By default, tasks are not parallelizable, and so Conductor will not launch a new task until the previously launched task has completed (or failed).

args

Type: List of primitive types (default: [])

A list of ordered arguments that should be passed to the command string specified in run. The arguments will be passed to the command in the order they are listed in args. The primitive types supported in args are strings, Booleans, integers, and floating point numbers.

Example

run_experiment(
name="example",
run="./run.sh",
args=["arg1", "arg2", 123, True, 0.3],
)

Conductor will execute the task shown above by running ./run.sh arg1 arg2 123 true 0.3 in bash.

options

Type: Dictionary mapping string keys to primitive values (default: {})
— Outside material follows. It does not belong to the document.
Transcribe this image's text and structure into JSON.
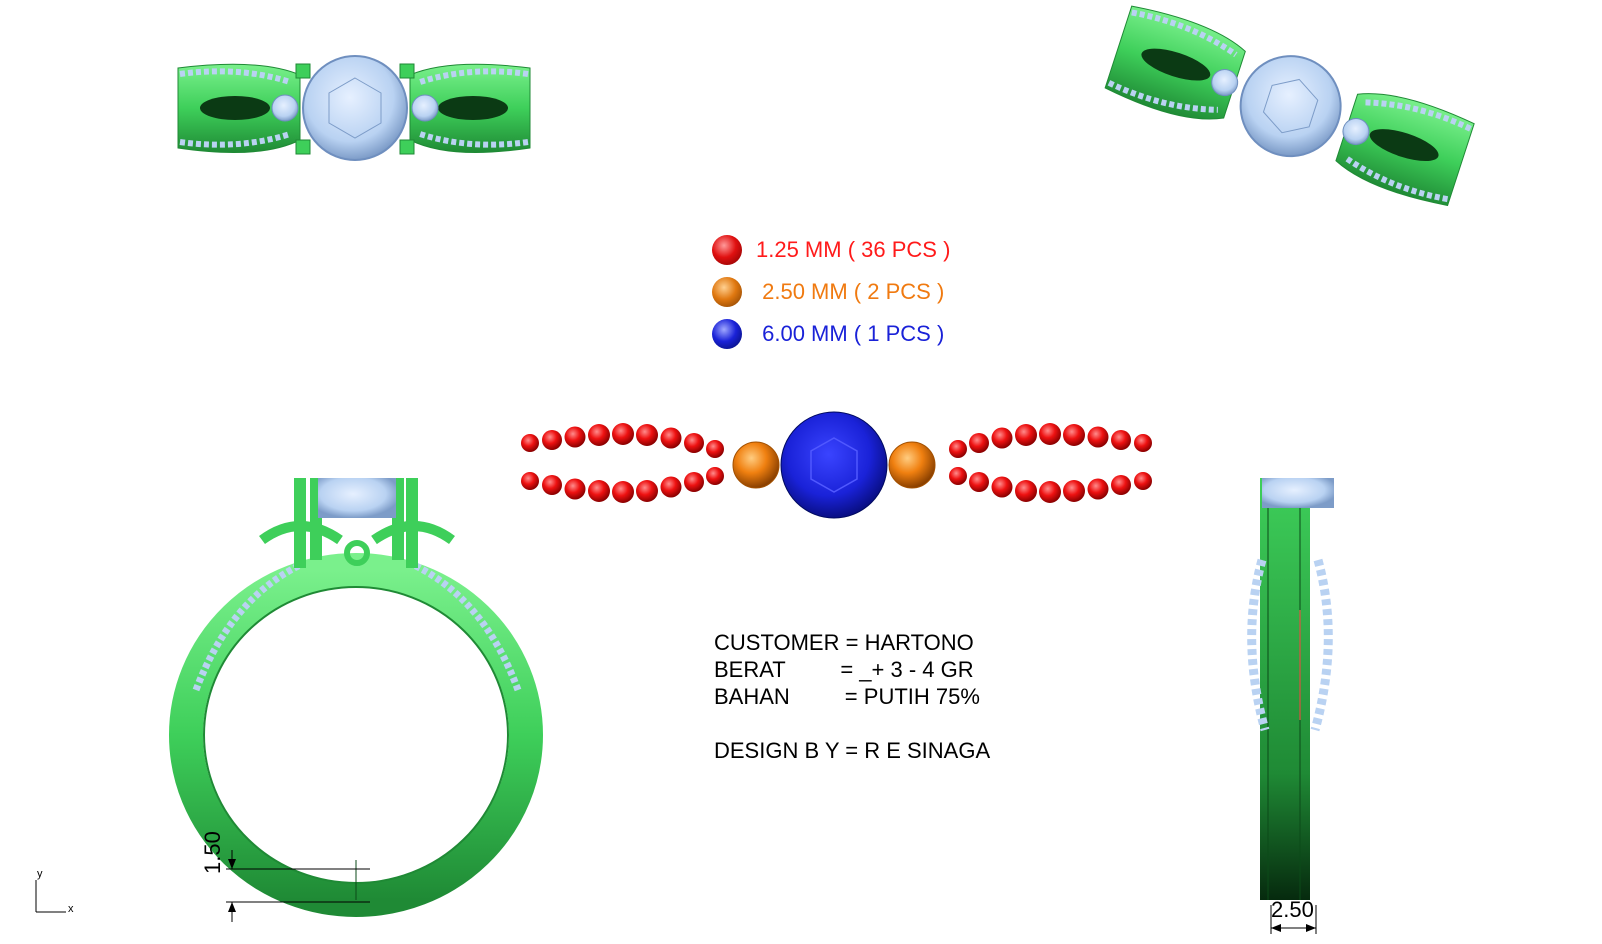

A map of string keys to primitive values that should be passed to the command string specified in run. Conductor treats these options as command line "flags" and will pass them to the run command using --key=value syntax. Like args, the primitive types supported in options are strings, Booleans, integers, and floating point numbers. When args and options are both non-empty, args are always passed first before options.

Example

run_experiment(
name="example",
run="./run.sh",
args=["arg1"],
options={
"foo": 3,
"bar": True,
},
)

Conductor will execute the task shown above by running ./run.sh arg1 --foo=3 --bar=true in bash.

deps

Type: List of task identifiers (default: [])
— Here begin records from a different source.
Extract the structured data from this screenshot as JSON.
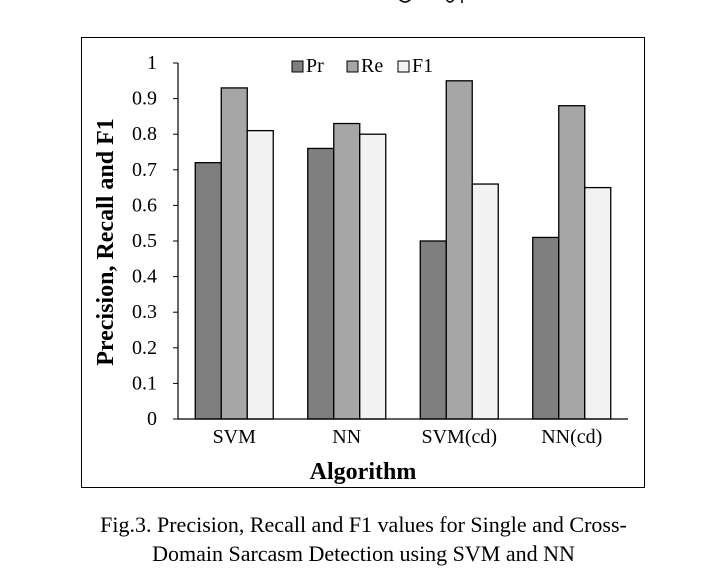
{
  "chart_data": {
    "type": "bar",
    "categories": [
      "SVM",
      "NN",
      "SVM(cd)",
      "NN(cd)"
    ],
    "series": [
      {
        "name": "Pr",
        "values": [
          0.72,
          0.76,
          0.5,
          0.51
        ],
        "color": "#7f7f7f"
      },
      {
        "name": "Re",
        "values": [
          0.93,
          0.83,
          0.95,
          0.88
        ],
        "color": "#a6a6a6"
      },
      {
        "name": "F1",
        "values": [
          0.81,
          0.8,
          0.66,
          0.65
        ],
        "color": "#f2f2f2"
      }
    ],
    "ylabel": "Precision, Recall and F1",
    "xlabel": "Algorithm",
    "ylim": [
      0,
      1
    ],
    "yticks": [
      "0",
      "0.1",
      "0.2",
      "0.3",
      "0.4",
      "0.5",
      "0.6",
      "0.7",
      "0.8",
      "0.9",
      "1"
    ],
    "legend_position": "top",
    "grid": false
  },
  "caption": {
    "line1": "Fig.3. Precision, Recall and F1 values for Single and Cross-",
    "line2": "Domain Sarcasm Detection using SVM and NN"
  }
}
A list of task identifiers that this task should depend on. Conductor will ensure that all dependencies execute successfully before launching this task.

When depending on tasks defined in the same COND file, you can just specify the task's name prefixed by a colon (e.g., :compile would refer to a task named compile defined in the same file). If you need to depend on a task defined in a different COND file, you must specify the fully qualified task identifier (e.g., //experiments:benchmark would refer to a task named benchmark defined in the COND file in the experiments directory).

Reserved File Names

Conductor records additional metadata about run_experiment() tasks in special files under the path given by $COND_OUT. Your executable should not produce files with the same names because they will be overwritten.

File NameDescription
args.jsonThe arguments passed to the run command using args, serialized to JSON.
options.jsonThe options passed to the run command using options, serialized to JSON.
stderr.logA log of the run command's output to standard error.
stdout.logA log of the run command's output to standard out.
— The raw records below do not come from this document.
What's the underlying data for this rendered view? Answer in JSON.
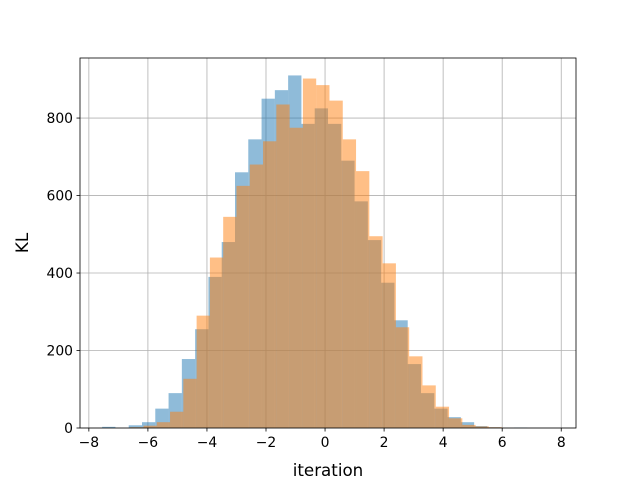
{
  "chart_data": {
    "type": "bar",
    "title": "",
    "xlabel": "iteration",
    "ylabel": "KL",
    "xlim": [
      -8.3,
      8.5
    ],
    "ylim": [
      0,
      955
    ],
    "grid": true,
    "legend": "none",
    "x_ticks": [
      -8,
      -6,
      -4,
      -2,
      0,
      2,
      4,
      6,
      8
    ],
    "x_tick_labels": [
      "−8",
      "−6",
      "−4",
      "−2",
      "0",
      "2",
      "4",
      "6",
      "8"
    ],
    "y_ticks": [
      0,
      200,
      400,
      600,
      800
    ],
    "y_tick_labels": [
      "0",
      "200",
      "400",
      "600",
      "800"
    ],
    "series": [
      {
        "color": "#1f77b4",
        "opacity": 0.5,
        "bin_start": -7.55,
        "bin_width": 0.45,
        "values": [
          3,
          0,
          7,
          15,
          50,
          90,
          178,
          255,
          390,
          480,
          660,
          745,
          850,
          872,
          910,
          785,
          825,
          785,
          690,
          585,
          485,
          375,
          278,
          165,
          90,
          50,
          28,
          15,
          5,
          2,
          0,
          1
        ]
      },
      {
        "color": "#ff7f0e",
        "opacity": 0.5,
        "bin_start": -6.6,
        "bin_width": 0.45,
        "values": [
          2,
          6,
          15,
          42,
          127,
          290,
          440,
          545,
          625,
          680,
          740,
          835,
          775,
          902,
          885,
          845,
          745,
          663,
          495,
          425,
          260,
          185,
          110,
          55,
          25,
          8,
          4,
          2
        ]
      }
    ]
  }
}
Versioning and Caching Semantics

Conductor versions run_experiment() tasks' outputs. When running a run_experiment() task, Conductor will check to see if a previous compatible output version exists. If so, it will use the cached results of the "most compatible" version instead of running the task again (unless otherwise specified, see cond run). This section describes the semantics of output version "compatibility."

Projects Using Git

Whenever a run_experiment() task executes, Conductor records the repository's current commit hash and associates it with the outputs. Conductor then determines a task output's compatibility based on the task output's commit hash and the repository's current commit (i.e., the value of HEAD).

The most compatible version is the version whose commit is both (i) an ancestor of the current commit (i.e., an ancestor of HEAD), and (ii) "closest" to the current commit. Conductor defines closeness as the number of commits separating the repository's current commit (HEAD) and the task version's commit. If there are multiple closest task versions, Conductor selects the most recent one as determined by execution timestamp. If there are no "compatible" outputs, Conductor will execute the task.

Projects Without Git

If your project is not managed using Git (or has Conductor's Git integration explicitly disabled), Conductor will always select the most recent version of the task's outputs. Recency is determined by when the task was executed (i.e., a timestamp). If there are no outputs available, Conductor will execute the task.

Usage Example

COND
run_experiment(
name="benchmark",
run="./run_benchmark.sh",
parallelizable=False,
args=["my_dataset.csv"],
options={
"threads": 3,
},
deps=[
":compile",
],
)